His eyes held the kind of disdain reserved for fools too arrogant to see the cliff edge.
"Didn't you gift that memory to Blair? Didn't you swear she was that girl?"
Charles leaned closer, his voice dropping to a venomous whisper meant for Rufus alone.
"Now you realize… you found the wrong person?"
"Rufus, you're going to pay the highest price for your arrogance."
He shoved free of Rufus's grip and turned toward the heart of the ruins.
"Officer, I'm a friend of the deceased," Charles said, regaining a veneer of composure but not losing an ounce of resolve. "I'm taking her. I'll handle the funeral."
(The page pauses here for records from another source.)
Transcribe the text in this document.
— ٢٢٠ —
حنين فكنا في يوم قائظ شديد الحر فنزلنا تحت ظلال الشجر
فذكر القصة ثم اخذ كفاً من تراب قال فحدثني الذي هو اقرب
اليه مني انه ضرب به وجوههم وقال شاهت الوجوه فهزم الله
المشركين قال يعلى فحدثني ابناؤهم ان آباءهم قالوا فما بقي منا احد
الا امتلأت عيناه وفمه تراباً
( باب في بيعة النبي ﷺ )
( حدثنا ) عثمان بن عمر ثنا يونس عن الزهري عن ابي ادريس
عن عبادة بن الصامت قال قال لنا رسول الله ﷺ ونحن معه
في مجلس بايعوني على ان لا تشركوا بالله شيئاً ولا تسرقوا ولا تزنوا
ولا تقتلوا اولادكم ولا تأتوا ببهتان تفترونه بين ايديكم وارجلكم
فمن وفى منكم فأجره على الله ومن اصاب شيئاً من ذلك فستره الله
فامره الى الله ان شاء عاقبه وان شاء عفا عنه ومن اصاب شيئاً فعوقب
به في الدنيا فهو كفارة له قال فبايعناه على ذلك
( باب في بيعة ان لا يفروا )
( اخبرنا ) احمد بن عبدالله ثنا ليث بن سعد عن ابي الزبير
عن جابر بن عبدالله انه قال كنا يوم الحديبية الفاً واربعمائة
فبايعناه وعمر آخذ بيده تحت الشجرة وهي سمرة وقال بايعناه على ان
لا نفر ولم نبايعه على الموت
The words hit Rufus like a hammer, snapping his chaotic thoughts into a single, fixed point.
"Stop."
He moved to block Charles's path.
"Where are you taking her?"
"Away from you, you damned monster!" Charles shot back without hesitation. "You have no right to touch her again!"
"Right?" Rufus repeated softly. Then he laughed. The sound was worse than crying—twisted, steeped in a madness born of possession.
"I'll tell you what right means, Charles.
"Cecilia was my wife.
"On every legal document, the spouse line carries my name—Rufus Chapman.
"Even if she's nothing but ash, that ash belongs to the Chapman family.
"As long as our marriage exists, I'm her only legal kin. Her body, her funeral, every last thing… is mine to decide."
He leaned in, each word deliberate.
"And you… what the hell are you?"
Wife. Husband.
Even in death, was she still his wife?
Cecilia's spirit drifted above them, listening to the absurd battle below. And suddenly, she understood. Understood why her soul was chained to Rufus, unable to leave, unable to find peace.
It was this bond. This bond she had once begged for in life, but in death had become her prison.
The cruelest joke in the world.
"Rufus!" Charles exploded, fury shredding what was left of his restraint. His fist drew back—
—but this time, the guards moved.
Perhaps sensing the shift in Rufus's mood, they no longer stood idle. They closed in fast, locking Charles in an iron grip.
"Let me go!" Charles thrashed, his eyes bloodshot, locked on Rufus's cold, unyielding face. "You bastard! You can't even leave her a shred of peace?"
Rufus didn't answer. He looked to the guards instead.
"Escort him out."
"Yes, Mr. Chapman."
They didn't hesitate. Charles was dragged toward the street, spitting curses.
"Rufus! You will regret it!"
"You think you've won? You know nothing! You're a damn fool!"
His voice faded, swallowed by the growl of an engine as the car tore away.
The scorched ground fell silent once more.
Rufus stood unmoving, his body locked in place.
"Wife," he murmured.
He had won the battle for her remains… yet his chest was hollow, a black void swallowing him whole. Terror and guilt seeped into every vein.
And that secret about the ship had already lodged itself in his mind—poison, gnawing at his sanity.